Le trouble du déficit de l’attention avec ou sans hyperactivité (TDA-TDAH) est un syndrome neurologique qui se traduit par une difficulté à contrôler ses comportements et à maintenir sa concentration.

Le trouble du déficit de l'attention avec ou sans hyperactivité (TDA-TDAH) est le trouble pédiatrique le plus fréquemment diagnostiqué au Québec et au Canada. Il s'agit d'un syndrome neurologique qui affecte la maîtrise des idées et de leur flot (inattention), des gestes (bougeotte) et des comportements (impulsivité).

Le TDA-TDAH affecte de 3 % à 5 % de tous les enfants et est l'une des principales causes de traitement en neuropsychologie infantile. Bon nombre d'enfants atteints présentent des difficultés d'apprentissage ainsi que des problèmes de comportement sous forme d'hyperactivité, d'impulsivité et de conduites opposantes qui entraînent souvent des conflits avec leurs parents, enseignants et camarades.

Le déficit de l'attention peut être isolé; il est alors appelé trouble du déficit de l'attention (TDA). Mais la plupart de temps, il est associé à une hyperactivité motrice et à de l'impulsivité (TDAH). On rencontre aussi, mais plus rarement, des cas d'hyperactivité sans trouble de l'attention.

Le TDA-TDAH est de deux à trois fois plus fréquent chez les garçons que chez les filles. Par contre, les filles qui en sont atteintes peuvent l'être aussi gravement que les garçons.

Les garçons sont plus souvent atteints de TDAH que les filles, chez qui on observe plus fréquemment le trouble de l'attention pur (TDA). De plus, les garçons atteints risquent davantage de présenter des troubles associés comme le trouble oppositionnel avec provocation, les troubles de l'apprentissage et la dépression.
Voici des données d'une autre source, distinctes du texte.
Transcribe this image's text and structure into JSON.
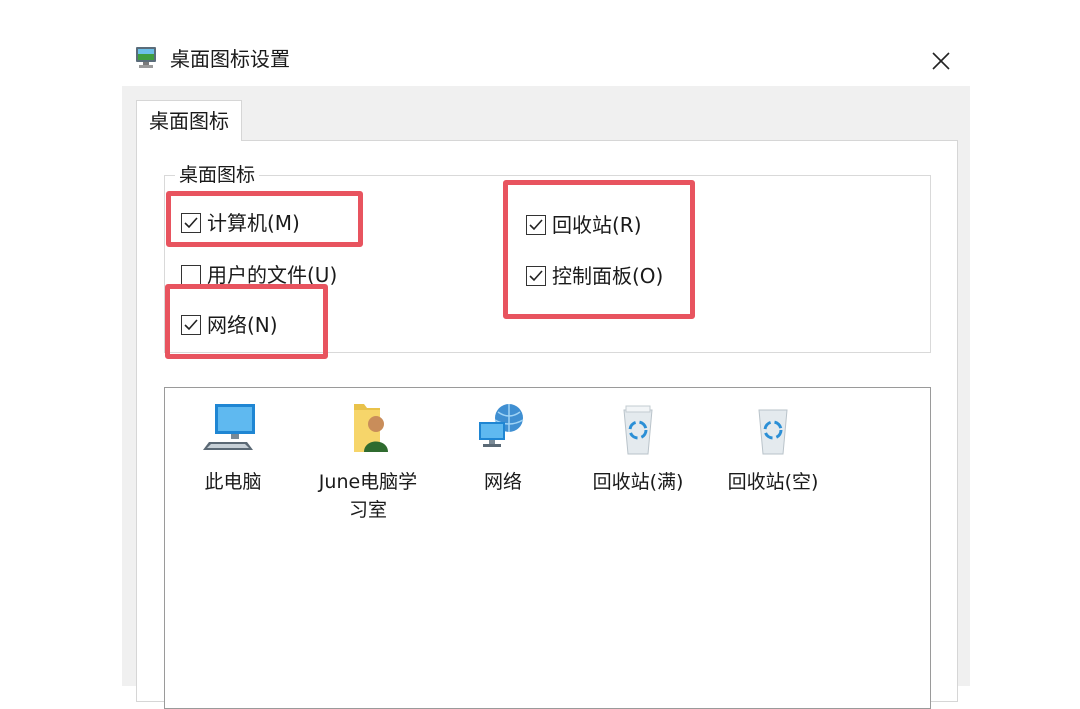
{
  "window": {
    "title": "桌面图标设置",
    "close_symbol": "✕"
  },
  "tabs": [
    {
      "label": "桌面图标",
      "selected": true
    }
  ],
  "group": {
    "legend": "桌面图标",
    "checkboxes": [
      {
        "label": "计算机(M)",
        "checked": true
      },
      {
        "label": "用户的文件(U)",
        "checked": false
      },
      {
        "label": "网络(N)",
        "checked": true
      },
      {
        "label": "回收站(R)",
        "checked": true
      },
      {
        "label": "控制面板(O)",
        "checked": true
      }
    ]
  },
  "icons": [
    {
      "caption": "此电脑",
      "icon": "computer-icon"
    },
    {
      "caption": "June电脑学\n习室",
      "icon": "user-folder-icon"
    },
    {
      "caption": "网络",
      "icon": "network-icon"
    },
    {
      "caption": "回收站(满)",
      "icon": "recycle-bin-full-icon"
    },
    {
      "caption": "回收站(空)",
      "icon": "recycle-bin-empty-icon"
    }
  ],
  "colors": {
    "highlight": "#e8545f",
    "dialog_background": "#f0f0f0",
    "panel_background": "#ffffff"
  }
}
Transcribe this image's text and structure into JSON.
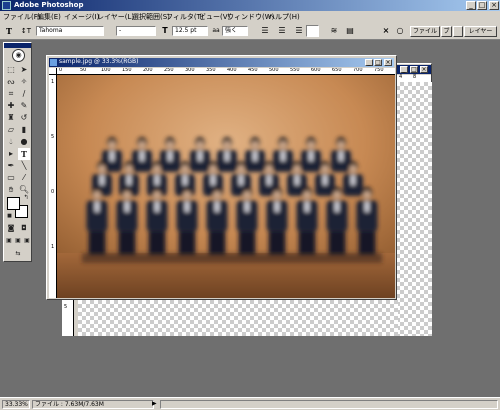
{
  "app": {
    "title": "Adobe Photoshop"
  },
  "window_buttons": {
    "minimize": "_",
    "maximize": "□",
    "close": "×"
  },
  "menu": [
    "ファイル(F)",
    "編集(E)",
    "イメージ(I)",
    "レイヤー(L)",
    "選択範囲(S)",
    "フィルタ(T)",
    "ビュー(V)",
    "ウィンドウ(W)",
    "ヘルプ(H)"
  ],
  "options": {
    "font_family": "Tahoma",
    "font_style": "-",
    "font_size": "12.5 pt",
    "antialias_label": "aa",
    "antialias": "強く",
    "cancel_icon": "×",
    "commit_icon": "○",
    "palette_buttons": [
      "ファイル",
      "ブ",
      "",
      "レイヤー"
    ]
  },
  "document": {
    "title": "sample.jpg @ 33.3%(RGB)",
    "ruler_top_labels": [
      "0",
      "50",
      "100",
      "150",
      "200",
      "250",
      "300",
      "350",
      "400",
      "450",
      "500",
      "550",
      "600",
      "650",
      "700",
      "750",
      "800"
    ],
    "ruler_left_labels": [
      "1",
      "5",
      "0",
      "1"
    ],
    "image_alt": "blurred group photo"
  },
  "document2": {
    "ruler_labels": [
      "4",
      "8",
      "5"
    ]
  },
  "status": {
    "zoom": "33.33%",
    "file_size": "ファイル : 7.63M/7.63M",
    "arrow": "▶"
  },
  "colors": {
    "title_bar": "#0a246a",
    "chrome": "#d4d0c8",
    "workspace": "#6f6f6f"
  }
}
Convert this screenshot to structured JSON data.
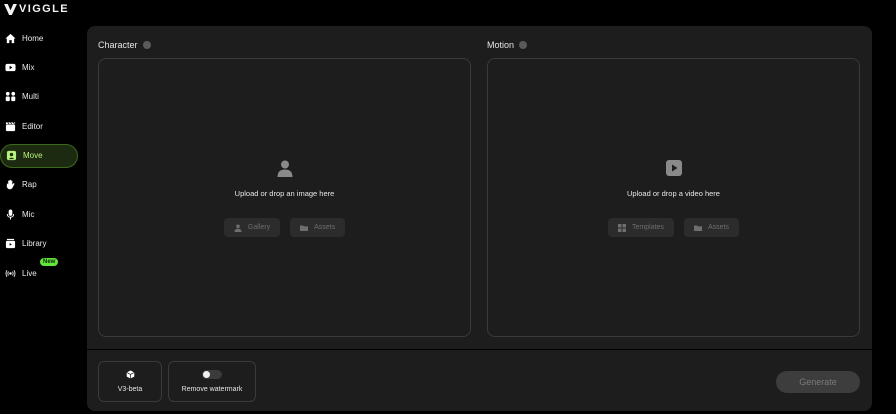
{
  "brand": {
    "name": "VIGGLE"
  },
  "sidebar": {
    "items": [
      {
        "label": "Home",
        "icon": "home-icon"
      },
      {
        "label": "Mix",
        "icon": "play-box-icon"
      },
      {
        "label": "Multi",
        "icon": "people-icon"
      },
      {
        "label": "Editor",
        "icon": "clapperboard-icon"
      },
      {
        "label": "Move",
        "icon": "person-box-icon",
        "active": true
      },
      {
        "label": "Rap",
        "icon": "hand-wave-icon"
      },
      {
        "label": "Mic",
        "icon": "mic-icon"
      },
      {
        "label": "Library",
        "icon": "library-icon"
      },
      {
        "label": "Live",
        "icon": "broadcast-icon",
        "badge": "New"
      }
    ]
  },
  "character": {
    "title": "Character",
    "prompt": "Upload or drop an image here",
    "buttons": {
      "gallery": "Gallery",
      "assets": "Assets"
    }
  },
  "motion": {
    "title": "Motion",
    "prompt": "Upload or drop a video here",
    "buttons": {
      "templates": "Templates",
      "assets": "Assets"
    }
  },
  "options": {
    "model": "V3-beta",
    "watermark": "Remove watermark",
    "watermark_enabled": false
  },
  "actions": {
    "generate": "Generate"
  },
  "colors": {
    "accent": "#63e63a",
    "active_bg": "#1b2a10",
    "panel": "#1d1d1d"
  }
}
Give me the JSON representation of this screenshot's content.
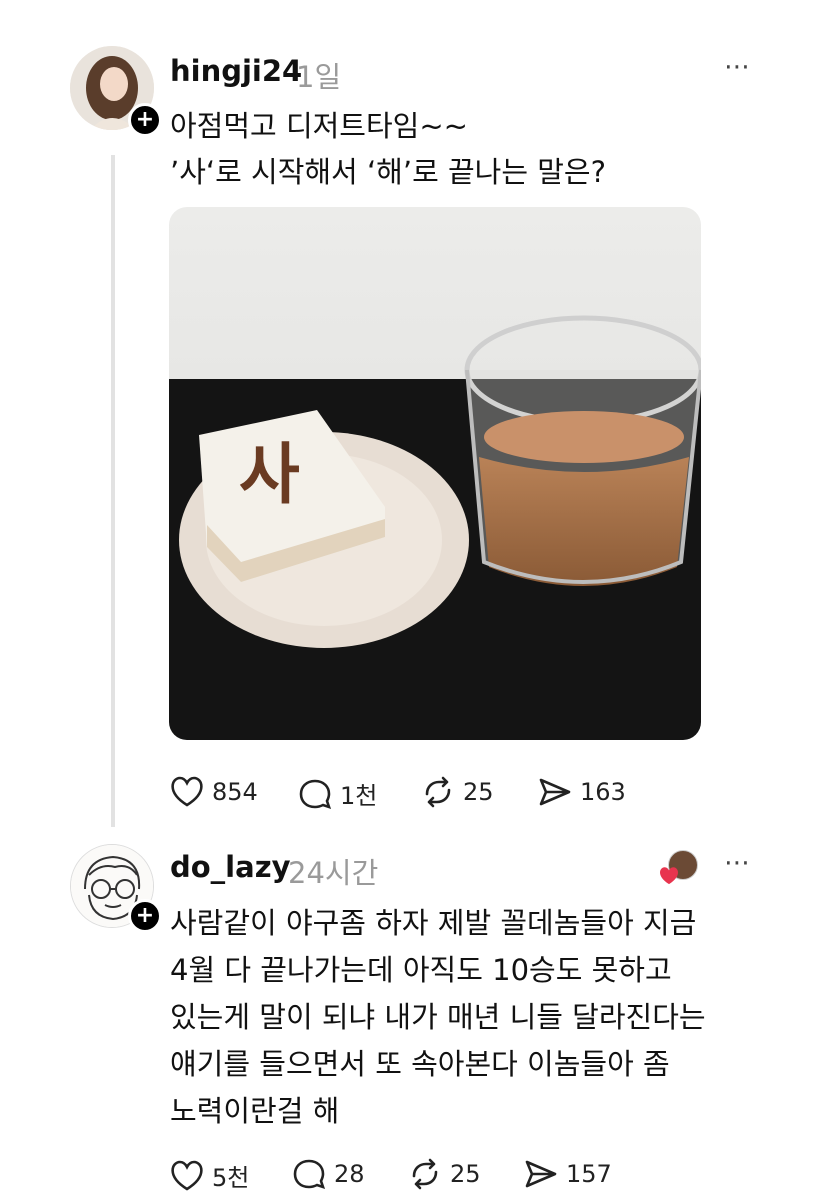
{
  "post": {
    "username": "hingji24",
    "time": "1일",
    "more_icon": "⋯",
    "lines": [
      "아점먹고 디저트타임~~",
      "’사‘로 시작해서 ‘해’로 끝나는 말은?"
    ],
    "cake_char": "사",
    "stats": {
      "likes": "854",
      "comments": "1천",
      "reposts": "25",
      "shares": "163"
    }
  },
  "reply": {
    "username": "do_lazy",
    "time": "24시간",
    "more_icon": "⋯",
    "lines": [
      "사람같이 야구좀 하자 제발 꼴데놈들아 지금",
      "4월 다 끝나가는데 아직도 10승도 못하고",
      "있는게 말이 되냐 내가 매년 니들 달라진다는",
      "얘기를 들으면서 또 속아본다 이놈들아 좀",
      "노력이란걸 해"
    ],
    "stats": {
      "likes": "5천",
      "comments": "28",
      "reposts": "25",
      "shares": "157"
    }
  },
  "colors": {
    "like_heart": "#e8344e",
    "thread_line": "#e2e2e2",
    "muted": "#9a9a9a"
  }
}
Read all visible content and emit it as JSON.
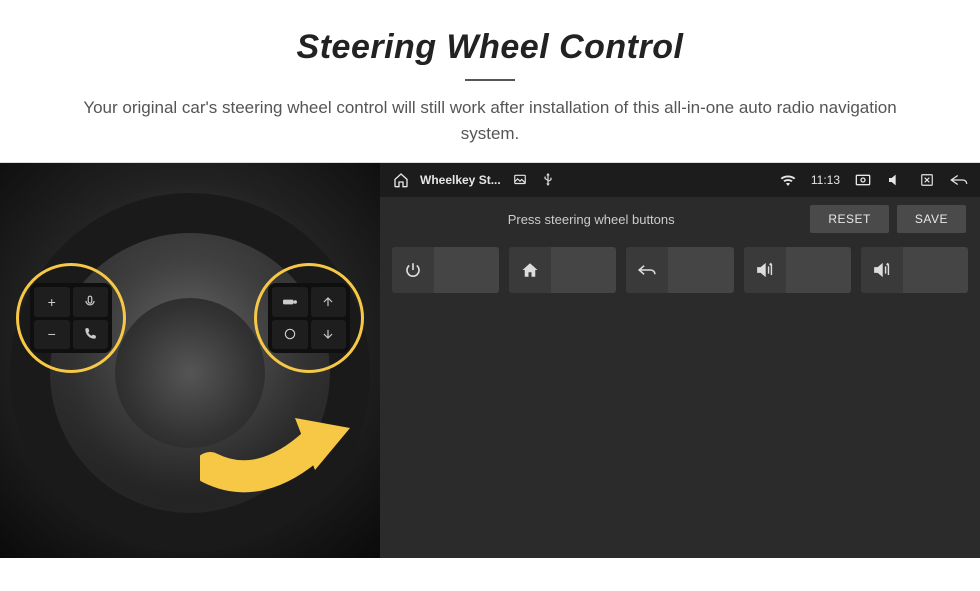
{
  "header": {
    "title": "Steering Wheel Control",
    "subtitle": "Your original car's steering wheel control will still work after installation of this all-in-one auto radio navigation system."
  },
  "statusbar": {
    "app_title": "Wheelkey St...",
    "time": "11:13",
    "icons": {
      "home": "home-icon",
      "picture": "picture-icon",
      "usb": "usb-icon",
      "wifi": "wifi-icon",
      "screenshot": "screenshot-icon",
      "mute": "mute-icon",
      "close": "close-icon",
      "back": "back-icon"
    }
  },
  "panel": {
    "instruction": "Press steering wheel buttons",
    "buttons": {
      "reset": "RESET",
      "save": "SAVE"
    },
    "slots": [
      {
        "icon": "power-icon"
      },
      {
        "icon": "home-icon"
      },
      {
        "icon": "undo-icon"
      },
      {
        "icon": "volume-up-icon"
      },
      {
        "icon": "volume-up-icon"
      }
    ]
  },
  "wheel_buttons": {
    "left": [
      "plus",
      "voice",
      "minus",
      "phone"
    ],
    "right": [
      "tank",
      "nav-up",
      "cycle",
      "nav-down"
    ]
  },
  "colors": {
    "highlight": "#f6c845",
    "panel_bg": "#2b2b2b",
    "status_bg": "#1c1c1c"
  }
}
De l'enfance à l'âge adulte

Le TDA-TDAH est en général diagnostiqué à l'étape de l'enfance, mais il peut continuer à se manifester à l'âge adulte. L'hyperactivité a cependant tendance à diminuer avec le temps, alors que l'inattention et l'impulsivité persistent dans un bon nombre de cas. On estime que de 40 % à 50 % des enfants atteints de TDA-TDAH traînent ce trouble jusqu'à l'âge adulte.

Les adultes atteints de TDA-TDAH sont surtout handicapés par des troubles de l'attention (distraction), la désorganisation qui y est associée (i.e. la procrastination: éparpillement, difficulté à commencer puis à terminer ses tâches ainsi qu'à être conscient du temps écoulé) et par l'impulsivité. Ils ont aussi parfois du mal à moduler l'intensité de leur réponse émotionnelle. On les dit hypersensibles ou à fleur de peau. Ils ont souvent appris à canaliser leur besoin d'activité physique dans leur travail ou dans les sports. Certains se «traitent» à l'aide de psychostimulants en vente libre (caféine, nicotine) ou de drogues de rue comme le cannabis ou la cocaïne.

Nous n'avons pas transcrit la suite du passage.